25 years ago, at the age of 25 (see what I did there?) Ispy came out for the first time. This revelation didn’t make one iota of difference to her lifestyle at the time, but it felt a little bit like adding a missing jigsaw piece to a life’s work puzzle.
Confused as a teenager by her feelings towards girls and women in her life, Ispy found it difficult to align herself with the butch stereotype of a girl who fancied girls. Feeling that she also fancied boys didn’t help to clear up the confusion and growing up in rural England there were few reference points to work from!
This was tricky when feelings ran high for platonic girlfriends. Ispy took the easy option, keeping intimate relationships to boys and avoiding making the first move with girls. However, the romantic feelings still developed for some girls with many an unrequited love lost and infatuations gone unspent.
Then in 1994 came that scene in Brookside where Anna Friel kissed her girlfriend, and neither of them were butch! Shortly after this the term ‘lipstick lesbian’ was being banded about, thus validating Ispy’s self identity as a woman attracted to human beings regardless of their gender.
Drawn to lesbian main characters in film and literature, Ispy began to develop her own personal sexual identity which quietly nestled in her own psyche. Novels by Jeanette Winterson and Sarah Waters allowed silent entry into a world that Ispy did not feel welcomed to join.
1995 was the year that Ispy, having already qualified and been working as a registered nurse, enrolled on a full time degree and entered an entirely different world to the small town provincial Britain that she was familiar with. Meeting and engaging with learned working class academics in the post polytechnic era enabled Ispy to glimpse other possibilities and grasp them with a sense of belonging and ownership never felt before. This environment provided the relative psychological safe ground to tentatively express desires and preferences never previously verbalised.
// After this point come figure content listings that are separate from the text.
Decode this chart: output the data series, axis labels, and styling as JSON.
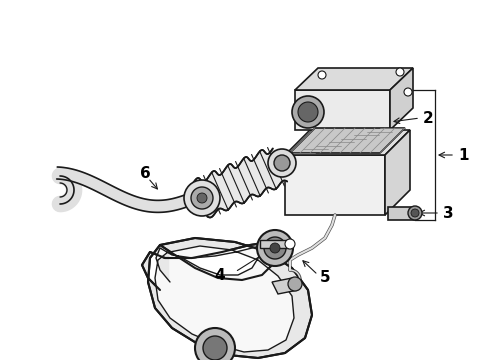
{
  "background_color": "#ffffff",
  "line_color": "#1a1a1a",
  "label_color": "#000000",
  "figsize": [
    4.9,
    3.6
  ],
  "dpi": 100,
  "xlim": [
    0,
    490
  ],
  "ylim": [
    0,
    360
  ]
}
Not being aware at the time that biphobia and bi-erasure were growing concepts and beliefs in both straight and gay culture was probably an advantage to Ispy.
Once graduating, and having spent some time trekking in India, Ispy settled back into the mundanity of life; working full time and surrounded by predominantly heteronormative culture she defaulted to the seemingly straight conformity that was socially expected of her.
Biological timing further impacted on this leading Ispy to become married and pregnant at the age of 33 in a straight relationship with the brother of one of her earlier potential girl crushes.
Embracing motherhood provided an alternative identity for Ispy to immerse herself in and the marriage lasted 18 years. Not the easiest nor happiest of relationships, this became untenable when, last year and during a global pandemic the marriage ended leaving Ispy age 50 and with a whole new world of possibilities ahead of her.
It was now so much easier to be open about her sexuality with new people and connections made predominantly online, a situation created by the lockdowns of the Covid age.
Easy when they have no preconceptions of who Ispy is, and was becoming, as an independent and increasingly resilient 50 year old woman. New friends and relationships who were trusted and mutually nurtured were aware of the place on the spectrum of sexuality occupied by Ispy.
This left an issue for Ispy…
How do you tell people who have been part of your life for years, only ever knowing you as ‘straight’, that you are in fact far from it?
Well the honest response is that it’s an awful lot harder to do than it should be! In one weekend Ispy told her closest female friend and her oldest male friend that she was likely to soon be dating women. Fearing that the friendships would be lost or damaged in some way Ispy felt anxious and vulnerable outing herself.
The first outing was greeted with a hug and the words “I love you just exactly as you are”.
The second outing went like this;
“I’m posting another blog later but I wanted to give you a heads up. It’s something I wanted to tell you last week but I chickened out 🤦🏻♀️
With social media, these days everything is so much more public about our private lives. I told you I have joined a dating app but I didn’t tell you that I may be dating women as well as men.
It’s not easy telling someone I’ve known a long time as it feels like I’ve hidden something from them but it’s not like that, it’s just never been necessary to say anything before.
Anyway, that’s it! I’m still exactly the same crazy, little hippie chick I was back then and still am now!!
Hope your day has panned out well xx
The response, quickly received:
You didn’t need to be worried about telling me that – you are exactly that crazy little hippie chick and I’m glad you haven’t changed – we actually have changed, we all do, life experiences dictate that we do but fundamentally we don’t the special person inside is always there.
[…] is bisexual so don’t think I’m shocked one bit xx
Gina Battye in this video, and the transcript below, explores the difficulties and discrimination that bi identifying individuals experience in an emotionally intelligent and wholly relatable way.
https://www.vercida.com/uk/articles/bisexual-people-excluded
Things are beginning to change and Ispy believes that the future has the potential to become increasingly inclusive. Being the mother of a 16 year old girl who is diversity aware and anti-discriminatory in her nature is one of the proudest things Ispy has achieved. This child intuitively knew that Ispy was sexually diverse and has proved a constant and compassionate support. With more like her in this generation of activists and passionate challengers of the heteronormative, neuro-normative, capitalist, patriarchal and climate change denial; there may be a glimmer of hope for a brighter future for us all.